A state appeals court has ordered the dismissal of an Oakland bank's suit against a vociferous online critic and struck down a 95-year-old state law that makes it a crime to make false statements or spread false rumors about a bank's financial condition.
The 1917 law was one of the bases of Summit Bank's defamation suit against its former executive, Robert Rogers. In Tuesday's ruling, the First District Court of Appeal in San Francisco said the law violates freedom of speech and, by threatening criminal punishment, could discourage needed criticism of today's financial institutions.
Rogers, the bank's vice president and chief credit administrator from September 2007 to September 2008, posted his comments on Craigslist's "Rants and Raves" page in June and July 2009.
In sometimes-coarse language, he denounced the bank's chief executive, said she had given a job to a "worthless" relative, said the bank had left customers "high and dry" when it closed its Hayward branch, noted that federal and state regulators were looking at the bank, and urged customers to withdraw their money.

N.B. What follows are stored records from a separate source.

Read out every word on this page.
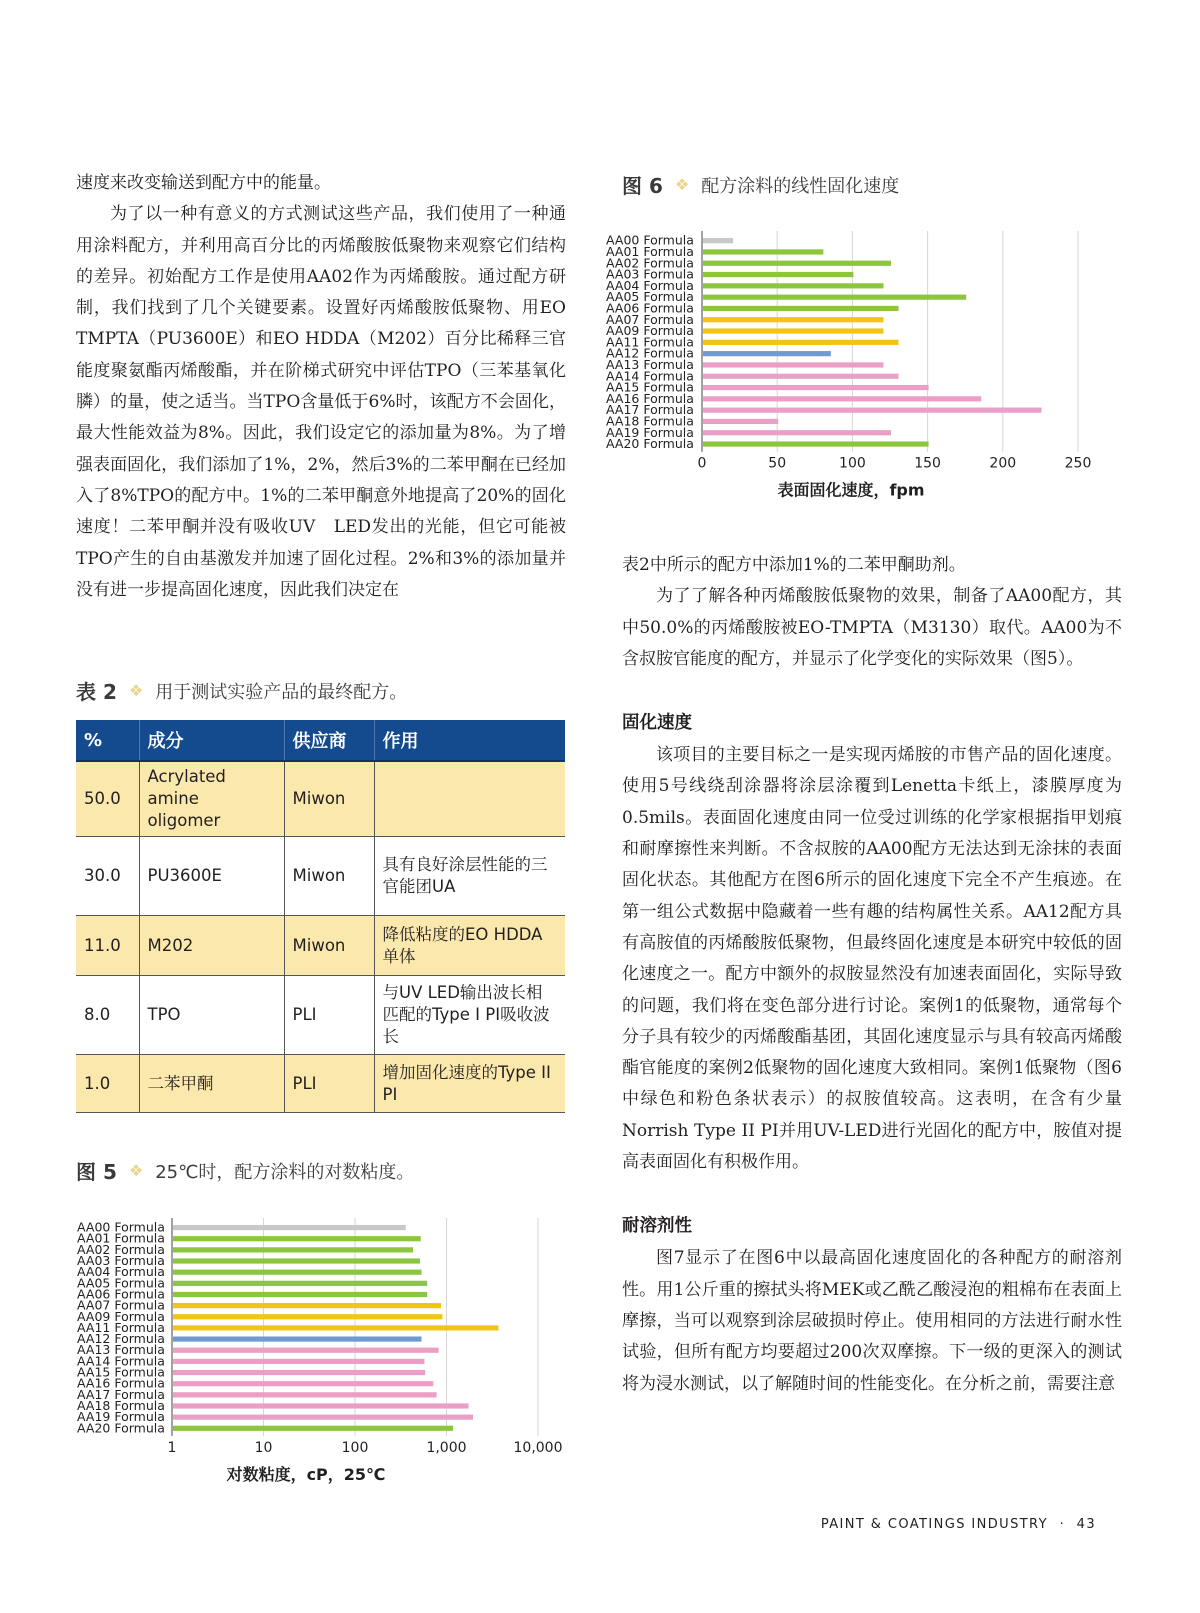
速度来改变输送到配方中的能量。

为了以一种有意义的方式测试这些产品，我们使用了一种通用涂料配方，并利用高百分比的丙烯酸胺低聚物来观察它们结构的差异。初始配方工作是使用AA02作为丙烯酸胺。通过配方研制，我们找到了几个关键要素。设置好丙烯酸胺低聚物、用EO TMPTA（PU3600E）和EO HDDA（M202）百分比稀释三官能度聚氨酯丙烯酸酯，并在阶梯式研究中评估TPO（三苯基氧化膦）的量，使之适当。当TPO含量低于6%时，该配方不会固化，最大性能效益为8%。因此，我们设定它的添加量为8%。为了增强表面固化，我们添加了1%，2%，然后3%的二苯甲酮在已经加入了8%TPO的配方中。1%的二苯甲酮意外地提高了20%的固化速度！二苯甲酮并没有吸收UV　LED发出的光能，但它可能被TPO产生的自由基激发并加速了固化过程。2%和3%的添加量并没有进一步提高固化速度，因此我们决定在

表 2 ❖ 用于测试实验产品的最终配方。
%	成分	供应商	作用
50.0	Acrylated amine oligomer	Miwon	
30.0	PU3600E	Miwon	具有良好涂层性能的三官能团UA
11.0	M202	Miwon	降低粘度的EO HDDA单体
8.0	TPO	PLI	与UV LED输出波长相匹配的Type I PI吸收波长
1.0	二苯甲酮	PLI	增加固化速度的Type II PI
图 5 ❖ 25℃时，配方涂料的对数粘度。
AA00 Formula
AA01 Formula
AA02 Formula
AA03 Formula
AA04 Formula
AA05 Formula
AA06 Formula
AA07 Formula
AA09 Formula
AA11 Formula
AA12 Formula
AA13 Formula
AA14 Formula
AA15 Formula
AA16 Formula
AA17 Formula
AA18 Formula
AA19 Formula
AA20 Formula
1	10	100	1,000	10,000
对数粘度，cP，25℃
图 6 ❖ 配方涂料的线性固化速度
AA00 Formula
AA01 Formula
AA02 Formula
AA03 Formula
AA04 Formula
AA05 Formula
AA06 Formula
AA07 Formula
AA09 Formula
AA11 Formula
AA12 Formula
AA13 Formula
AA14 Formula
AA15 Formula
AA16 Formula
AA17 Formula
AA18 Formula
AA19 Formula
AA20 Formula
0	50	100	150	200	250
表面固化速度，fpm

表2中所示的配方中添加1%的二苯甲酮助剂。

为了了解各种丙烯酸胺低聚物的效果，制备了AA00配方，其中50.0%的丙烯酸胺被EO-TMPTA（M3130）取代。AA00为不含叔胺官能度的配方，并显示了化学变化的实际效果（图5）。

固化速度

该项目的主要目标之一是实现丙烯胺的市售产品的固化速度。使用5号线绕刮涂器将涂层涂覆到Lenetta卡纸上，漆膜厚度为0.5mils。表面固化速度由同一位受过训练的化学家根据指甲划痕和耐摩擦性来判断。不含叔胺的AA00配方无法达到无涂抹的表面固化状态。其他配方在图6所示的固化速度下完全不产生痕迹。在第一组公式数据中隐藏着一些有趣的结构属性关系。AA12配方具有高胺值的丙烯酸胺低聚物，但最终固化速度是本研究中较低的固化速度之一。配方中额外的叔胺显然没有加速表面固化，实际导致的问题，我们将在变色部分进行讨论。案例1的低聚物，通常每个分子具有较少的丙烯酸酯基团，其固化速度显示与具有较高丙烯酸酯官能度的案例2低聚物的固化速度大致相同。案例1低聚物（图6中绿色和粉色条状表示）的叔胺值较高。这表明，在含有少量Norrish Type II PI并用UV-LED进行光固化的配方中，胺值对提高表面固化有积极作用。

耐溶剂性

图7显示了在图6中以最高固化速度固化的各种配方的耐溶剂性。用1公斤重的擦拭头将MEK或乙酰乙酸浸泡的粗棉布在表面上摩擦，当可以观察到涂层破损时停止。使用相同的方法进行耐水性试验，但所有配方均要超过200次双摩擦。下一级的更深入的测试将为浸水测试，以了解随时间的性能变化。在分析之前，需要注意

PAINT & COATINGS INDUSTRY · 43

The appeals court said the law, like most libel laws enacted in past centuries, violates the First Amendment standard declared by the U.S. Supreme Court in 1964: Speech about public figures or institutions can be punished only when it is knowingly or recklessly false.
The California law, by contrast, would allow prosecution of someone who merely circulated a rumor that he or she believed to be true. The law was also so vaguely written that speakers would not know what they could say about a bank.
The bank's defamation suit was baseless because Rogers' comments were "free-flowing diatribes" that readers of the "Rants and Raves" page would consider statements of opinion.
The California Bankers Association had joined Summit Bank in defending the 1917 law. But the association's attorney, Leland Chan, said Wednesday the law has little current importance, since federal deposit insurance has minimized the potential impact of a panic-induced mass withdrawal from a bank.